We can get around the rendering bug by doing a bit more work: keeping the data in a single surface by not using nans, but instead colouring the the surface to be invisible where it doesn't interest us. Since the surface we're plotting now includes the entire original surface, we have to set the zlim manually in order to focus on our region of interest. For the above example:
from matplotlib.cm import get_cmap
# create a color mapping manually
Elim = 1 #threshold
cmap = get_cmap('viridis')
colors_top = cmap((E + Elim)/2/Elim) # listed colormap that maps E from [-Elim, Elim] to [0.0, 1.0] for color mapping
colors_bott = cmap((-E + Elim)/2/Elim) # same for -E branch
colors_top[E > Elim, -1] = 0 # set outlying faces to be invisible (100% transparent)

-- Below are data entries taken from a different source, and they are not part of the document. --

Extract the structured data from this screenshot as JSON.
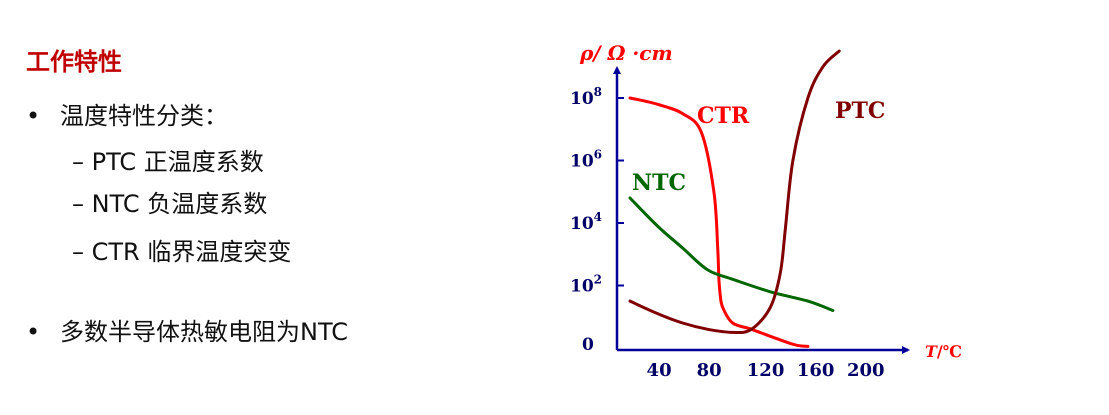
{
  "slide": {
    "title": "工作特性",
    "bullets": [
      {
        "text": "温度特性分类：",
        "sub": [
          "– PTC 正温度系数",
          "– NTC 负温度系数",
          "– CTR 临界温度突变"
        ]
      },
      {
        "text": "多数半导体热敏电阻为NTC",
        "sub": []
      }
    ],
    "bullet_glyph": "•"
  },
  "chart_data": {
    "type": "line",
    "ylabel": "ρ/ Ω ·cm",
    "xlabel_T": "T",
    "xlabel_unit": "/℃",
    "xticks": [
      "40",
      "80",
      "120",
      "160",
      "200"
    ],
    "yticks": [
      "0",
      "10",
      "10",
      "10",
      "10"
    ],
    "ytick_exponents": [
      "",
      "2",
      "4",
      "6",
      "8"
    ],
    "xtick_values": [
      40,
      80,
      120,
      160,
      200
    ],
    "ytick_values": [
      0,
      2,
      4,
      6,
      8
    ],
    "xlim": [
      20,
      240
    ],
    "ylim": [
      0,
      9.5
    ],
    "series": [
      {
        "name": "CTR",
        "color": "#ff0000",
        "x": [
          18,
          40,
          60,
          75,
          85,
          88,
          89,
          90,
          92,
          100,
          115,
          135,
          150,
          160
        ],
        "y": [
          8.0,
          7.8,
          7.5,
          6.9,
          5.0,
          3.2,
          2.2,
          1.7,
          1.3,
          0.8,
          0.6,
          0.3,
          0.1,
          0.05
        ]
      },
      {
        "name": "NTC",
        "color": "#006600",
        "x": [
          18,
          40,
          60,
          80,
          100,
          130,
          160,
          180
        ],
        "y": [
          4.8,
          3.9,
          3.2,
          2.5,
          2.2,
          1.8,
          1.5,
          1.2
        ]
      },
      {
        "name": "PTC",
        "color": "#800000",
        "x": [
          18,
          40,
          60,
          80,
          100,
          115,
          130,
          138,
          142,
          148,
          160,
          172,
          185
        ],
        "y": [
          1.5,
          1.1,
          0.8,
          0.6,
          0.5,
          0.6,
          1.3,
          2.4,
          3.8,
          6.0,
          8.0,
          9.0,
          9.5
        ]
      }
    ]
  }
}
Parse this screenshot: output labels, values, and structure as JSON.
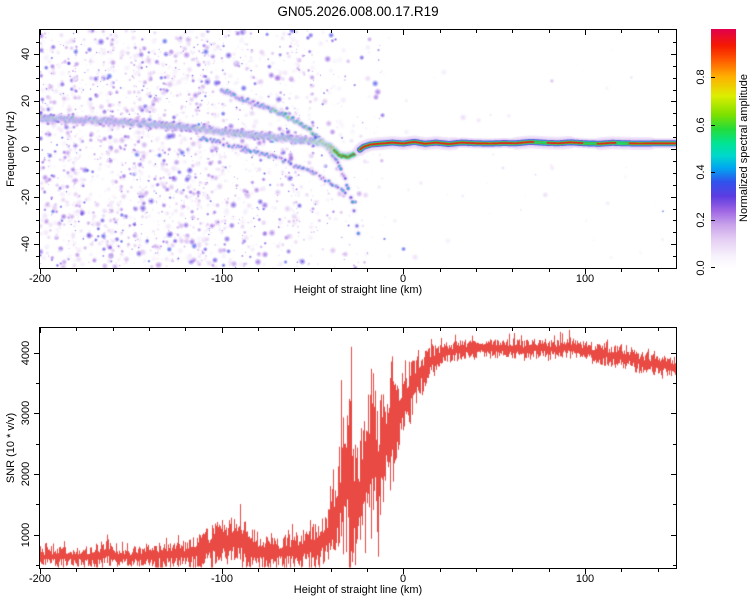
{
  "title": "GN05.2026.008.00.17.R19",
  "chart_data": [
    {
      "type": "heatmap",
      "panel": "spectrogram",
      "xlabel": "Height of straight line (km)",
      "ylabel": "Frequency (Hz)",
      "xlim": [
        -200,
        150
      ],
      "ylim": [
        -50,
        50
      ],
      "xticks_major": [
        -200,
        -100,
        0,
        100
      ],
      "xtick_minor_step": 20,
      "yticks_major": [
        -40,
        -20,
        0,
        20,
        40
      ],
      "ytick_minor_step": 5,
      "colorbar": {
        "label": "Normalized spectral amplitude",
        "ticks": [
          "0.0",
          "0.2",
          "0.4",
          "0.6",
          "0.8"
        ],
        "tick_values": [
          0.0,
          0.2,
          0.4,
          0.6,
          0.8
        ],
        "range": [
          0,
          1
        ],
        "stops": [
          [
            0.0,
            "#ffffff"
          ],
          [
            0.05,
            "#f7f1fc"
          ],
          [
            0.12,
            "#e4cef3"
          ],
          [
            0.18,
            "#c9a3ea"
          ],
          [
            0.24,
            "#9d65e3"
          ],
          [
            0.3,
            "#5d3ce2"
          ],
          [
            0.36,
            "#2f52ec"
          ],
          [
            0.42,
            "#00a8f0"
          ],
          [
            0.47,
            "#00d8cc"
          ],
          [
            0.52,
            "#00e496"
          ],
          [
            0.58,
            "#22dc3c"
          ],
          [
            0.64,
            "#7ce000"
          ],
          [
            0.72,
            "#dcee00"
          ],
          [
            0.8,
            "#ffb000"
          ],
          [
            0.87,
            "#ff5a00"
          ],
          [
            0.93,
            "#f51900"
          ],
          [
            1.0,
            "#e2004e"
          ]
        ]
      },
      "main_trace": [
        [
          -200,
          13
        ],
        [
          -185,
          12.4
        ],
        [
          -170,
          12
        ],
        [
          -155,
          11.4
        ],
        [
          -140,
          10.5
        ],
        [
          -125,
          9.4
        ],
        [
          -110,
          8.2
        ],
        [
          -100,
          7.3
        ],
        [
          -90,
          6.4
        ],
        [
          -80,
          5.6
        ],
        [
          -70,
          4.9
        ],
        [
          -62,
          4.3
        ],
        [
          -55,
          3.7
        ],
        [
          -48,
          3.1
        ],
        [
          -44,
          2.4
        ],
        [
          -40,
          0.6
        ],
        [
          -37,
          -1.6
        ],
        [
          -34,
          -3.1
        ],
        [
          -31,
          -3.3
        ],
        [
          -28,
          -2.6
        ],
        [
          -25,
          -0.9
        ],
        [
          -22,
          0.9
        ],
        [
          -18,
          1.9
        ],
        [
          -12,
          2.3
        ],
        [
          -6,
          2.7
        ],
        [
          0,
          2.3
        ],
        [
          6,
          3.0
        ],
        [
          12,
          2.2
        ],
        [
          18,
          2.7
        ],
        [
          25,
          2.1
        ],
        [
          32,
          2.7
        ],
        [
          40,
          2.4
        ],
        [
          48,
          2.3
        ],
        [
          55,
          2.5
        ],
        [
          62,
          2.4
        ],
        [
          70,
          3.0
        ],
        [
          78,
          2.6
        ],
        [
          85,
          2.4
        ],
        [
          92,
          2.8
        ],
        [
          100,
          2.4
        ],
        [
          108,
          2.2
        ],
        [
          115,
          2.6
        ],
        [
          122,
          2.4
        ],
        [
          130,
          2.3
        ],
        [
          140,
          2.4
        ],
        [
          150,
          2.4
        ]
      ],
      "branch_upper": [
        [
          -100,
          25
        ],
        [
          -90,
          21.5
        ],
        [
          -80,
          18.5
        ],
        [
          -71,
          16
        ],
        [
          -63,
          13.5
        ],
        [
          -56,
          10.5
        ],
        [
          -50,
          7
        ],
        [
          -45,
          3.5
        ],
        [
          -41,
          0
        ],
        [
          -37.5,
          -4
        ],
        [
          -34.5,
          -8.5
        ],
        [
          -32,
          -13
        ],
        [
          -30,
          -17.5
        ],
        [
          -28.2,
          -22
        ],
        [
          -26.8,
          -27
        ],
        [
          -25.6,
          -32
        ],
        [
          -24.6,
          -37
        ]
      ],
      "branch_lower": [
        [
          -112,
          4.5
        ],
        [
          -102,
          2.8
        ],
        [
          -92,
          1
        ],
        [
          -82,
          -1
        ],
        [
          -72,
          -3.2
        ],
        [
          -63,
          -5.8
        ],
        [
          -55,
          -8.2
        ],
        [
          -48,
          -10.8
        ],
        [
          -42,
          -13.5
        ],
        [
          -36,
          -16.5
        ],
        [
          -31,
          -19.5
        ]
      ],
      "noise_region": [
        -200,
        -8
      ],
      "core_gaps": [
        [
          72,
          79
        ],
        [
          99,
          106
        ],
        [
          117,
          124
        ]
      ],
      "halo_bulges": [
        [
          -26,
          28
        ],
        [
          62,
          92
        ],
        [
          108,
          136
        ]
      ],
      "signal_dip": {
        "height_range": [
          -37,
          -27
        ],
        "freq": -3.3
      }
    },
    {
      "type": "line",
      "panel": "snr",
      "xlabel": "Height of straight line (km)",
      "ylabel": "SNR (10 * v/v)",
      "xlim": [
        -200,
        150
      ],
      "ylim": [
        450,
        4410
      ],
      "xticks_major": [
        -200,
        -100,
        0,
        100
      ],
      "xtick_minor_step": 20,
      "yticks_major": [
        1000,
        2000,
        3000,
        4000
      ],
      "ytick_minor_step": 500,
      "line_color": "#e8403a",
      "envelope": [
        [
          -200,
          630,
          160
        ],
        [
          -190,
          640,
          170
        ],
        [
          -180,
          630,
          160
        ],
        [
          -170,
          650,
          190
        ],
        [
          -163,
          700,
          240
        ],
        [
          -158,
          640,
          170
        ],
        [
          -150,
          630,
          160
        ],
        [
          -140,
          650,
          190
        ],
        [
          -130,
          660,
          200
        ],
        [
          -120,
          680,
          230
        ],
        [
          -112,
          740,
          300
        ],
        [
          -104,
          820,
          380
        ],
        [
          -97,
          880,
          420
        ],
        [
          -90,
          900,
          430
        ],
        [
          -84,
          800,
          350
        ],
        [
          -78,
          700,
          280
        ],
        [
          -70,
          690,
          270
        ],
        [
          -63,
          720,
          300
        ],
        [
          -56,
          760,
          330
        ],
        [
          -50,
          800,
          380
        ],
        [
          -45,
          880,
          450
        ],
        [
          -41,
          1000,
          600
        ],
        [
          -38,
          1250,
          850
        ],
        [
          -35,
          1600,
          1150
        ],
        [
          -32,
          2100,
          1600
        ],
        [
          -29,
          1900,
          1500
        ],
        [
          -26,
          1300,
          950
        ],
        [
          -23,
          1700,
          1250
        ],
        [
          -20,
          2100,
          1300
        ],
        [
          -17,
          2350,
          1150
        ],
        [
          -14,
          2000,
          1100
        ],
        [
          -11,
          2500,
          1000
        ],
        [
          -8,
          2700,
          900
        ],
        [
          -5,
          2900,
          750
        ],
        [
          -2,
          3100,
          600
        ],
        [
          1,
          3250,
          550
        ],
        [
          4,
          3400,
          480
        ],
        [
          8,
          3600,
          380
        ],
        [
          12,
          3750,
          300
        ],
        [
          16,
          3880,
          240
        ],
        [
          20,
          3960,
          200
        ],
        [
          26,
          4020,
          180
        ],
        [
          34,
          4060,
          170
        ],
        [
          42,
          4080,
          160
        ],
        [
          50,
          4060,
          160
        ],
        [
          58,
          4080,
          170
        ],
        [
          66,
          4040,
          170
        ],
        [
          74,
          4080,
          160
        ],
        [
          82,
          4060,
          170
        ],
        [
          90,
          4090,
          180
        ],
        [
          98,
          4040,
          170
        ],
        [
          106,
          3990,
          180
        ],
        [
          114,
          3960,
          200
        ],
        [
          122,
          3930,
          210
        ],
        [
          130,
          3850,
          190
        ],
        [
          138,
          3800,
          180
        ],
        [
          144,
          3780,
          170
        ],
        [
          150,
          3760,
          170
        ]
      ],
      "spikes": [
        [
          -29,
          4100
        ],
        [
          91,
          4380
        ]
      ]
    }
  ]
}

colors_bott[-E < -Elim, -1] = 0
# in nature you would instead have something like this:
#zmin,zmax = -1,1 # where to cut the _single_ input surface (x,y,z)
#cmap = get_cmap('viridis')
#colors = cmap((z - zmin)/(zmax - zmin))
#colors[(z < zmin) | (z > zmax), -1] = 0
# then plot_surface(x, y, z, facecolors=colors, ...)

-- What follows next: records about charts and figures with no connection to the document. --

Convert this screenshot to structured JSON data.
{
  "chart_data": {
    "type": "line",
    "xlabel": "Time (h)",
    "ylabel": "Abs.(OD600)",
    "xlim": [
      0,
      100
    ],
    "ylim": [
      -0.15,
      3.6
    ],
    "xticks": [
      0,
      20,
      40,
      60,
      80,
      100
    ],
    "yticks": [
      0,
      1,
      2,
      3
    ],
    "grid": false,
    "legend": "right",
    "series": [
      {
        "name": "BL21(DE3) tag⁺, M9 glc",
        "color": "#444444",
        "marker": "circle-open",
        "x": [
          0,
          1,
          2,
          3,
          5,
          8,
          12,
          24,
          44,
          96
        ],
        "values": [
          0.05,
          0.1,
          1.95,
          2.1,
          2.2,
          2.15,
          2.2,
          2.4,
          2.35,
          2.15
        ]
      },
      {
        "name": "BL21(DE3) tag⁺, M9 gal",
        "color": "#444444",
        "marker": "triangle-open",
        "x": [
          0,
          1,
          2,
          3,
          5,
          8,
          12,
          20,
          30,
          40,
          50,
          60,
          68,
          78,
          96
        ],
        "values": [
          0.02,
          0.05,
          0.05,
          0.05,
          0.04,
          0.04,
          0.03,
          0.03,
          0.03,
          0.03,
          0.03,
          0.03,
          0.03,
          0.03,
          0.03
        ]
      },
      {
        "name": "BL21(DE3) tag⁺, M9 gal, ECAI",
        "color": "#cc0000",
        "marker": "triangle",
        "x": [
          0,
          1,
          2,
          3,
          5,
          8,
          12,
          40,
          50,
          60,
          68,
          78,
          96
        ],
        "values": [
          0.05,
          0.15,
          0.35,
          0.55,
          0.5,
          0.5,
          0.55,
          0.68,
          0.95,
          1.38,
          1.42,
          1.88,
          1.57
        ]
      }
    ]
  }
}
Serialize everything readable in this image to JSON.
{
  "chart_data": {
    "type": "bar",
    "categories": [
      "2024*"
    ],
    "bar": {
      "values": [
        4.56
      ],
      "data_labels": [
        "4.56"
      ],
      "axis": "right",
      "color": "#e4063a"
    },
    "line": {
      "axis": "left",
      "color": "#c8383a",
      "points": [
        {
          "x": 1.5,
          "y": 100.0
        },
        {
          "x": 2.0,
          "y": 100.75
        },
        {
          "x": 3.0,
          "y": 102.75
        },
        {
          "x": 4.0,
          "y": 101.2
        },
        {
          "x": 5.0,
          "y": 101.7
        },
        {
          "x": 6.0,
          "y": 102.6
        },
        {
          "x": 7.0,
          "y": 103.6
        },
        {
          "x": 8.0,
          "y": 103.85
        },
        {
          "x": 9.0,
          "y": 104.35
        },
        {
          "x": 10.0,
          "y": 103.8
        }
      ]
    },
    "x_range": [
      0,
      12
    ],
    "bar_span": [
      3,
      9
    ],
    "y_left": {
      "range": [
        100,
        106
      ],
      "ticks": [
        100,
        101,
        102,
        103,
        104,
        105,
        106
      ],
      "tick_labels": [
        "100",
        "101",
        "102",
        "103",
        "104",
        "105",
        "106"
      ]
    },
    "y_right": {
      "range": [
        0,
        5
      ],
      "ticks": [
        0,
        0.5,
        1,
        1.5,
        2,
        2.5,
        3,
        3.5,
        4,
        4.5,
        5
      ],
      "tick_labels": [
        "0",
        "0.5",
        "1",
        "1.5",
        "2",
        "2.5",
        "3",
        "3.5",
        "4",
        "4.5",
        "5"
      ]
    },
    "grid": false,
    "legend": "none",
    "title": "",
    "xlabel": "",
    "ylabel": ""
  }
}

# or for your specific case where you have X, Y, Z and C:
#colors = get_cmap('viridis')(C)
#colors[(z < zmin) | (z > zmax), -1] = 0
# then plot_surface(x, y, z, facecolors=colors, ...)
fig = plt.figure()
ax = fig.add_subplot(111, projection='3d')
# pass the mapped colours as the facecolors keyword arg
s1 = ax.plot_surface(kx, ky, E, facecolors=colors_top, rstride=1, cstride=1)
s2 = ax.plot_surface(kx, ky, -E, facecolors=colors_bott, rstride=1, cstride=1)
# but now we need to manually hide the invisible part of the surface:
ax.set_zlim(-Elim, Elim)
plt.show()
Here's the output:
Note that it looks a bit different from the earlier figures because 3 years have passed in between and the current version of matplotlib (3.0.2) has very different (and much prettier) default styles. In particular, edges are now transparent in surface plots. But the main point is that the rendering bug is gone, which is evident if you start rotating the surface around in an interactive plot.